LaunchFailed when using Nsight Compute 2023.2

Hi, I’m using Nsight Compute to profile kernels on a Ubuntu system. I installed the 2022.2 and 2023.2 versions. But the 2023.2 gives error logs like this:

==ERROR== LaunchFailed
==PROF== Trying to shutdown target application
==ERROR== The application returned an error code (9).
==ERROR== An error occurred while trying to profile.

but the 2022.2 works fine with the same command.
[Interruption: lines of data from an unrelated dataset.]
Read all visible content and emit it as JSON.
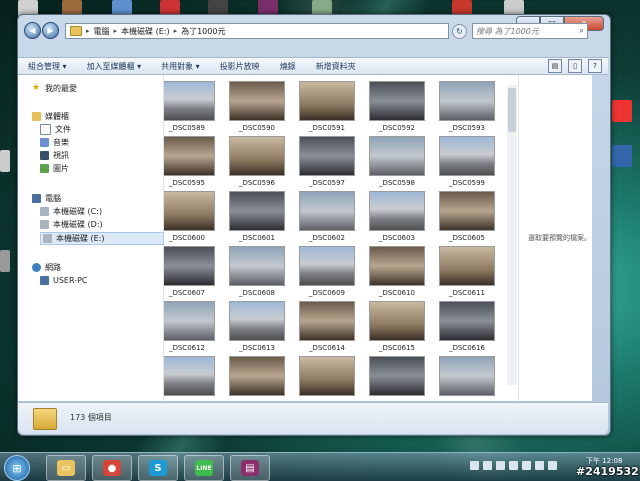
{
  "window": {
    "controls": {
      "minimize": "–",
      "maximize": "□",
      "close": "✕"
    }
  },
  "address": {
    "crumbs": [
      "電腦",
      "本機磁碟 (E:)",
      "為了1000元"
    ],
    "search_placeholder": "搜尋 為了1000元"
  },
  "toolbar": {
    "items": [
      "組合管理 ▾",
      "加入至媒體櫃 ▾",
      "共用對象 ▾",
      "投影片放映",
      "燒錄",
      "新增資料夾"
    ]
  },
  "navpane": {
    "favorites": "我的最愛",
    "libraries": "媒體櫃",
    "library_items": [
      "文件",
      "音樂",
      "視訊",
      "圖片"
    ],
    "computer": "電腦",
    "drives": [
      "本機磁碟 (C:)",
      "本機磁碟 (D:)",
      "本機磁碟 (E:)"
    ],
    "network": "網路",
    "network_items": [
      "USER-PC"
    ]
  },
  "files": [
    "_DSC0589",
    "_DSC0590",
    "_DSC0591",
    "_DSC0592",
    "_DSC0593",
    "_DSC0595",
    "_DSC0596",
    "_DSC0597",
    "_DSC0598",
    "_DSC0599",
    "_DSC0600",
    "_DSC0601",
    "_DSC0602",
    "_DSC0603",
    "_DSC0605",
    "_DSC0607",
    "_DSC0608",
    "_DSC0609",
    "_DSC0610",
    "_DSC0611",
    "_DSC0612",
    "_DSC0613",
    "_DSC0614",
    "_DSC0615",
    "_DSC0616"
  ],
  "preview": {
    "text": "選取要預覽的檔案。"
  },
  "status": {
    "count_text": "173 個項目"
  },
  "taskbar": {
    "start_glyph": "⊞",
    "apps": [
      {
        "name": "explorer",
        "glyph": "▭",
        "color": "#e8c35e"
      },
      {
        "name": "chrome",
        "glyph": "●",
        "color": "#d9443a"
      },
      {
        "name": "skype",
        "glyph": "S",
        "color": "#1a9bd7"
      },
      {
        "name": "line",
        "glyph": "LINE",
        "color": "#3ebd4b"
      },
      {
        "name": "winrar",
        "glyph": "▤",
        "color": "#8a2f6c"
      }
    ],
    "clock_line1": "下午 12:08"
  },
  "watermark": "#2419532"
}
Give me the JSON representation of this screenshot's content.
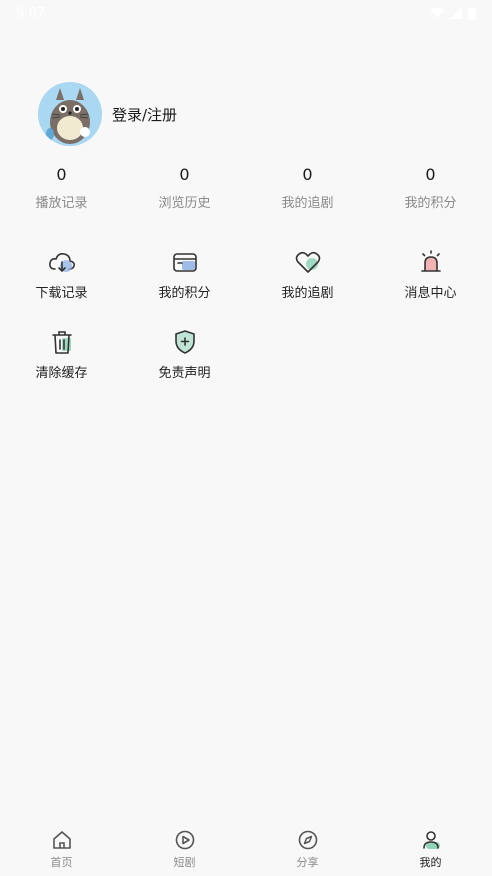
{
  "status_bar": {
    "time": "9:07"
  },
  "profile": {
    "login_label": "登录/注册"
  },
  "stats": [
    {
      "value": "0",
      "label": "播放记录"
    },
    {
      "value": "0",
      "label": "浏览历史"
    },
    {
      "value": "0",
      "label": "我的追剧"
    },
    {
      "value": "0",
      "label": "我的积分"
    }
  ],
  "menu": [
    {
      "label": "下载记录",
      "icon": "cloud-download-icon"
    },
    {
      "label": "我的积分",
      "icon": "wallet-card-icon"
    },
    {
      "label": "我的追剧",
      "icon": "heart-icon"
    },
    {
      "label": "消息中心",
      "icon": "alarm-bell-icon"
    },
    {
      "label": "清除缓存",
      "icon": "trash-icon"
    },
    {
      "label": "免责声明",
      "icon": "shield-plus-icon"
    }
  ],
  "tabs": [
    {
      "label": "首页",
      "icon": "home-icon",
      "active": false
    },
    {
      "label": "短剧",
      "icon": "play-circle-icon",
      "active": false
    },
    {
      "label": "分享",
      "icon": "compass-icon",
      "active": false
    },
    {
      "label": "我的",
      "icon": "user-icon",
      "active": true
    }
  ],
  "colors": {
    "accent_green": "#8fd3b8",
    "accent_blue": "#8fb1e6",
    "accent_pink": "#f2a7a7",
    "tab_active": "#1a1a1a",
    "tab_inactive": "#8a8a8a"
  }
}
I have searched to find solutions, and then I learned something and create a nvlog.log to set it as the NVLOG_CONFIG_FILE in which the below config is set:

UseStdout
ForceFlush
Format $sev:${level:-3}|$proc|$name|$sfunc>> $text

  • 0i   0w 100ef 0IW 100EF   global
    

Then I run 2023.2 again and show follow logs:

==PROF== Connected to process 22276 (/path/to/exec/cpp_run)
err:50 | cpp_run| cuda_tools_kernels| >> Failed to load memcmp module (error = 200)
==PROF== Profiling “RndInit” - 0: err:50 | cpp_run| cuda_tools_kernels| >> Failed to get modules for context
err:50 | cpp_run|cuda_tools_kernels_syscall| >> Failed to find tools module
err:50 | cpp_run| cuda_tools_kernels| >> Failed to get modules for context
err:50 | cpp_run|cuda_tools_kernels_memcmp| >> Failed to find tools module
err:50 | cpp_run| cuda_context_state| >> Failed to compare memory (999)
err:50 | cpp_run| cuda_context_state| >> Failure while looping over the copy units
err:50 | cpp_run| cuda_replay| >> Failed to optimize backing store
err:50 | cpp_run| cuda_replay| >> Failed to optimize backing store
err:50 | cpp_run| profiler| >> Client pre iteration failed (InternalError)
err:50 | cpp_run| profiler_experiment| >> Failed launching for LOP Counters::0
err:50 | cpp_run| profiler_experiment| >> Skipping OnEnd due to previous traversal error
0%…50%…err:50 | ncu| profiler_client| >> Invalid gpu duration: nan
err:50 | cpp_run| profiler| >> Profile end failed (LaunchFailed)
err:20 | cpp_run| cuda| >> ProfileSeries returned an error: LaunchFailed
err:50 | cpp_run| cuda| >> executeInternal returned an error: LaunchFailed
err:50 | cpp_run| profiler| >> Sending profiler error message: LaunchFailed
.100% - 1 pass
err:20 | ncu| api_debugger| >> Received profiler error message
err:20 | ncu| CmdlineProfiler| >> Error: 0: LaunchFailed

The command is like this:

sudo NVLOG_CONFIG_FILE=/path/to/nvlog.config LD_LIBRARY_PATH=/usr/local/cuda/lib64:/someotherlibs/ ./ncu --export /path/to/outputfile --force-overwrite --target-processes all --replay-mode kernel --kernel-name-base function --launch-skip-before-match 0 --section-folder /tmp/var/sections --sampling-interval auto --sampling-max-passes 5 --sampling-buffer-size 33554432 --profile-from-start 1 --cache-control all --clock-control base --apply-rules yes --import-source no --check-exit-code yes /path/to/cpp_run

p.s.
The 2023.2 ncu could work with option replay mode=application. But it will take a longer time to pfile and I can’t use interactive mode. I would like to know whether it would be solved or fixed in some way.

Thanks!

1 Like

Thanks for sharing this detailed log information. It looks like we’re failing to load an internal module. To understand that better, can you share what driver version you are running on? You can find it with the “nvidia-smi” CLI command.

1 Like

Hi,

The driver version is 495.29.05

Best,

It’s likely that the old driver version is mismatching with the newest version of Nsight Compute. Are you able to update to a newer driver? You can see the compatibility table for tools packaged in Cuda Toolkit 12.x (the 2023.2 of Nsight Compute) here CUDA Compatibility :: NVIDIA Data Center GPU Driver Documentation

I see you submitted a similar issue here Nsight compute 2023.2: consistent Launch Fails for one of the kernels Is it the same? If so, let’s continue the discussion there.

1 Like